Mrs. B picked up a second letter, a third that stuck to it.
“I must tell you that I love you better than I supposed I did, when I promised to love you forever—and I will add what will gratify your benevolence, if not your heart, that on the whole I may be termed happy.”
Mary’s hand was taller and thinner than his, with jagged loops, slanted and in a hurry. But there was air between the words and lines, and clear space around them.
“How much tenderness for you may escape in a voluptuous sigh.…
“A pleasurable movement to the sensations that have been clustering around my heart …
“It is not rapture—it is sublime tranquility I have felt in your arms—hush!”
Mrs.
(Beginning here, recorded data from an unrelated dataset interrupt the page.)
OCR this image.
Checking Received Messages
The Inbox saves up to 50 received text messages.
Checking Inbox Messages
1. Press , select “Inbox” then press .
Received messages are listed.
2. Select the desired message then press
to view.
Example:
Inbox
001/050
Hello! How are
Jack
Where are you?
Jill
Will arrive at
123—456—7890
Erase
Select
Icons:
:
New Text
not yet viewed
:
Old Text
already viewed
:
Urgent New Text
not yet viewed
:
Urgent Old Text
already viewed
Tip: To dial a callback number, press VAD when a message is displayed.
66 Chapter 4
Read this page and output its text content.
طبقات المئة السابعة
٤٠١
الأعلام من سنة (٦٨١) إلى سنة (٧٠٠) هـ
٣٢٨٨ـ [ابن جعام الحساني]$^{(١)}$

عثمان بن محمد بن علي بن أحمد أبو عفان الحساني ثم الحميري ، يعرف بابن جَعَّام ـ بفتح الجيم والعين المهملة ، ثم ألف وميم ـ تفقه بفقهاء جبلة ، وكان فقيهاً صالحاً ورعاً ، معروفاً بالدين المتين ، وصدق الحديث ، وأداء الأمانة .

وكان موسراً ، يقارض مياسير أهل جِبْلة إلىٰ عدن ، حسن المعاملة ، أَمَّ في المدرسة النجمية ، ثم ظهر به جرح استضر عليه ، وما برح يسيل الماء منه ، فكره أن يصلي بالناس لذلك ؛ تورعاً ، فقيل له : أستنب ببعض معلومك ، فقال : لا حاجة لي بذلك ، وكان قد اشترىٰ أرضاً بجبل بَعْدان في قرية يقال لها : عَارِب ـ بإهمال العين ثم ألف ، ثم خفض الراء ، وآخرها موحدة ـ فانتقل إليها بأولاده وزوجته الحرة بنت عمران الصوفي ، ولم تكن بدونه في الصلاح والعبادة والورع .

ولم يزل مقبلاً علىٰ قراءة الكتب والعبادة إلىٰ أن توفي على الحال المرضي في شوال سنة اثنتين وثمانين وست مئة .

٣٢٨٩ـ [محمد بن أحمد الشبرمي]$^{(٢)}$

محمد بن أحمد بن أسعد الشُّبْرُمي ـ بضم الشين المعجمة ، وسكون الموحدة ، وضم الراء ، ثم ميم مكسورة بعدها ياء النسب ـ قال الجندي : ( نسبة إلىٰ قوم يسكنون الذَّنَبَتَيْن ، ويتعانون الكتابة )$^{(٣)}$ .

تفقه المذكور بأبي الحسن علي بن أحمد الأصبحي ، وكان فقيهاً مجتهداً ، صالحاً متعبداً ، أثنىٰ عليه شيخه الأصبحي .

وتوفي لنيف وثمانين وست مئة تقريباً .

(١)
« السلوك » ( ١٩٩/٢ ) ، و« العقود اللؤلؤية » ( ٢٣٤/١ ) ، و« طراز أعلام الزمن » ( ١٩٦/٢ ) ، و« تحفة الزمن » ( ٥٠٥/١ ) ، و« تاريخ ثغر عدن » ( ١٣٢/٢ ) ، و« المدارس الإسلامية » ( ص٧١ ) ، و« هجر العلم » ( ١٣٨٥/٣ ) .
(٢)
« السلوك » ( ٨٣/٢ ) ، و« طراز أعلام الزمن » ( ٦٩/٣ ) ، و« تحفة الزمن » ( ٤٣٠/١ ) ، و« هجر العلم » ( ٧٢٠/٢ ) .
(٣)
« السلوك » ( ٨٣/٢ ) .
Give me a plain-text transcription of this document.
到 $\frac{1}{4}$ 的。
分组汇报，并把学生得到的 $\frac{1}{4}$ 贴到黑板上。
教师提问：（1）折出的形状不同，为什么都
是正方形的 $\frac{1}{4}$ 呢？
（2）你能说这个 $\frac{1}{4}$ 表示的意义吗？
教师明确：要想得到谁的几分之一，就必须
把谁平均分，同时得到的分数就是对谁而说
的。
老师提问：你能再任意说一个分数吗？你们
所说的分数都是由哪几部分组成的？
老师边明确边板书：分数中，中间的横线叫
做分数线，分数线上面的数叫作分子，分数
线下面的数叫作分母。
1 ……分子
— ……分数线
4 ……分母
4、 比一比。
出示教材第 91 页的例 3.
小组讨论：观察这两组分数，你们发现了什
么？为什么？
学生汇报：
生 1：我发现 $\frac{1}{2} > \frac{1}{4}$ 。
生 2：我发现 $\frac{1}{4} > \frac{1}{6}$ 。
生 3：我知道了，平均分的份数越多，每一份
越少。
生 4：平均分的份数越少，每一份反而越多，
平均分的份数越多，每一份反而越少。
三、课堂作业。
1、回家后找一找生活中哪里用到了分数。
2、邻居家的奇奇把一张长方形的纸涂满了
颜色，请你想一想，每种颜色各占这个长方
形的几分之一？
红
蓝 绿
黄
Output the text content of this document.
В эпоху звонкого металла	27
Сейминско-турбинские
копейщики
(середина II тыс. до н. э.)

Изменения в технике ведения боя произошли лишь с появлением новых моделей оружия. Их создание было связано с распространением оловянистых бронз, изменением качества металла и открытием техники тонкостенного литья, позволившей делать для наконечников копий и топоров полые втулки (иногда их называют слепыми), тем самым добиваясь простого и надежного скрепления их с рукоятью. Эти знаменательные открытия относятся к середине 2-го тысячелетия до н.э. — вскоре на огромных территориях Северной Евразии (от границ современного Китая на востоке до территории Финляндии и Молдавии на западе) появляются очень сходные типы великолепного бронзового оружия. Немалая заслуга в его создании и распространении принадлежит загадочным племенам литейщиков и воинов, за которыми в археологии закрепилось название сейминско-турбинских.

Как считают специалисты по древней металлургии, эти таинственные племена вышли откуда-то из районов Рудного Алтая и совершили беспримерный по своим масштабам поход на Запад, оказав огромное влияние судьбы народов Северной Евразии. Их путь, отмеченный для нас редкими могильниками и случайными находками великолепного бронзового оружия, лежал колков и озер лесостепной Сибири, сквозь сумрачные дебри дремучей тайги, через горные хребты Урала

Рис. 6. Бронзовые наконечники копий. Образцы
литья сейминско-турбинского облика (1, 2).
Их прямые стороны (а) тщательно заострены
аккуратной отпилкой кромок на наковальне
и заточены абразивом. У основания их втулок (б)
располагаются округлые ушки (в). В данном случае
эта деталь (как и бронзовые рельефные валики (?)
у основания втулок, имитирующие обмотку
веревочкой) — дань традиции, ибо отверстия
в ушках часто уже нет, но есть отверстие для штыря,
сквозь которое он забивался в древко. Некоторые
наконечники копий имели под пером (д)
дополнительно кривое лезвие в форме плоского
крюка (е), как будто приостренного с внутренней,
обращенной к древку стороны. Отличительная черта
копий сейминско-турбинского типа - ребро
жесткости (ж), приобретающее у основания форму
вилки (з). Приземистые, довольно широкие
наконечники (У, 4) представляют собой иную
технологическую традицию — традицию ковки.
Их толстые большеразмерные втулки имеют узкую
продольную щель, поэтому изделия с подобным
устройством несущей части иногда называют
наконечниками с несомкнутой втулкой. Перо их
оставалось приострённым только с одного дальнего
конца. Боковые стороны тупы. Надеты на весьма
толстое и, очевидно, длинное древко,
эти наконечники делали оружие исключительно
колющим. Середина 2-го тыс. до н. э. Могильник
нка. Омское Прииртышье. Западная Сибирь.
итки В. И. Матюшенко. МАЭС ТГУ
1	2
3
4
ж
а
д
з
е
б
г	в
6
B remembered, as a girl who read better than her peers, that she once happened on a conduct book that advised any woman, if she loved a man, never to reveal the full extent of that love, even if she were to marry him, which would show preference enough. A good man, the book told her, would ask for no stronger proof, and a young Blenkinsop had taken it to heart. No other possibility had ever occurred to her.
She picked another letter from the pile. It fluttered in her hand.